Nanodiamonds are very small particles (a thousand times smaller than human hair) and because of their low toxicity they can be used as a carrier to transport drugs inside cells. They also show huge promise as an alternative to the organic fluorophores usually used by scientists to visualise processes inside cells and tissues.
A major limitation of organic fluorophores is that they have the tendency to degrade and bleach over time under light illumination. This makes it difficult to use them for accurate measurements of cellular processes. Moreover, the bleaching and chemical degradation can often be toxic and significantly perturb or even kill cells.
There is a growing consensus among scientists that nanodiamonds are one of the best inorganic material alternatives for use in biomedical research, because of their compatibility with human cells, and due to their stable structural and chemical properties.
Previous attempts by other research teams to visualise nanodiamonds under powerful light microscopes have run into the obstacle that the diamond material per se is transparent to visible light. Locating the nanodiamonds under a microscope had relied on tiny defects in the crystal lattice, which fluoresce under light illumination.
Production of the defects proved both costly and difficult to realise in a controlled way. Furthermore, the fluorescence light emitted by these defects, and in turn the image gleaned from the microscopic exploration of these flawed nanodiamonds, is sometimes also unstable.
In their latest paper, researchers from Cardiff Universityís Schools of Biosciences and Physics showed that non-fluorescing nanodiamonds (diamonds without defects) can be imaged optically and far more stably via the interaction between the illuminating light and the vibrating chemical bonds in the diamond lattice structure which results in scattered light at a different colour.
The paper describes how two laser beams beating at a specific frequency are used to drive chemical bonds to vibrate in sync. One of these beams is then used to probe this vibration and generate a light, called coherent anti-Stokes Raman scattering (CARS).

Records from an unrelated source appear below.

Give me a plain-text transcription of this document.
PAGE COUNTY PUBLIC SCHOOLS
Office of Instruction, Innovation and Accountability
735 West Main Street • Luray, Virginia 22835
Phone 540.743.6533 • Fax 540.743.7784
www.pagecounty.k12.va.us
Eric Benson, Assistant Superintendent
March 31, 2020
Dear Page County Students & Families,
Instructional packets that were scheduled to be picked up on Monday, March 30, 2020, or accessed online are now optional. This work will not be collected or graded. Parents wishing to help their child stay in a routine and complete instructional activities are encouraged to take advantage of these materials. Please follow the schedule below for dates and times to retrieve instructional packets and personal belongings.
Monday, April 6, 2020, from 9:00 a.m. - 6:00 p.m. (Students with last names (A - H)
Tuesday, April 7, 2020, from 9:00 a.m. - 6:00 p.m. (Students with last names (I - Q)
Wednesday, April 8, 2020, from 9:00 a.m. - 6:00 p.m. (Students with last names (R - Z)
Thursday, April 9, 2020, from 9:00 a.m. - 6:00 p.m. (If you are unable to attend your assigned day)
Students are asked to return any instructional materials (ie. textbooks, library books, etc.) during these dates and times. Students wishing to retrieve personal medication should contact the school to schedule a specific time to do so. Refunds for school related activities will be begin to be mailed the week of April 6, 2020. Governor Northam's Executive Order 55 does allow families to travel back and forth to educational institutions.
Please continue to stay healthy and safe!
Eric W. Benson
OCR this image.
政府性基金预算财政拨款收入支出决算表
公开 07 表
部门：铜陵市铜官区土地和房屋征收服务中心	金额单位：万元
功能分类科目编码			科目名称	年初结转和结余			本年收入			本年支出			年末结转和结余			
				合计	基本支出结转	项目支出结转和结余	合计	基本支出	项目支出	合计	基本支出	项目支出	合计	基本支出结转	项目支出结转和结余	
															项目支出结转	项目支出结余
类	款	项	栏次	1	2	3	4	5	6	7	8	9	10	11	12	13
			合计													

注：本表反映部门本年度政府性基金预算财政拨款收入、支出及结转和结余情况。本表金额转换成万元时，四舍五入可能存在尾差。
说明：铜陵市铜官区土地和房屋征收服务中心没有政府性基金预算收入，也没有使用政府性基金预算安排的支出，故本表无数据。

By focusing these laser beams onto the nanodiamond, a high-resolution CARS image is generated. Using an in-house built microscope, the research team was able to measure the intensity of the CARS light on a series of single nanodiamonds of different sizes.
The nanodiamond size was accurately measured by means of electron microscopy and other quantitative optical contrast methods developed within the researcherís lab. In this way, they were able to quantify the relationship between the CARS light intensity and the nanoparticle size.
Consequently, the calibrated CARS signal enabled the team to analyse the size and number of nanodiamonds that had been delivered into living cells, with a level of accuracy hitherto not achieved by other methods.
Professor Paola Borri from the School of Biosciences, who led the study, said: "This new imaging modality opens the exciting prospect of following complex cellular trafficking pathways quantitatively with important applications in drug delivery. The next step for us will be to push the technique to detect nanodiamonds of even smaller sizes than what we have shown so far and to demonstrate a specific application in drug delivery."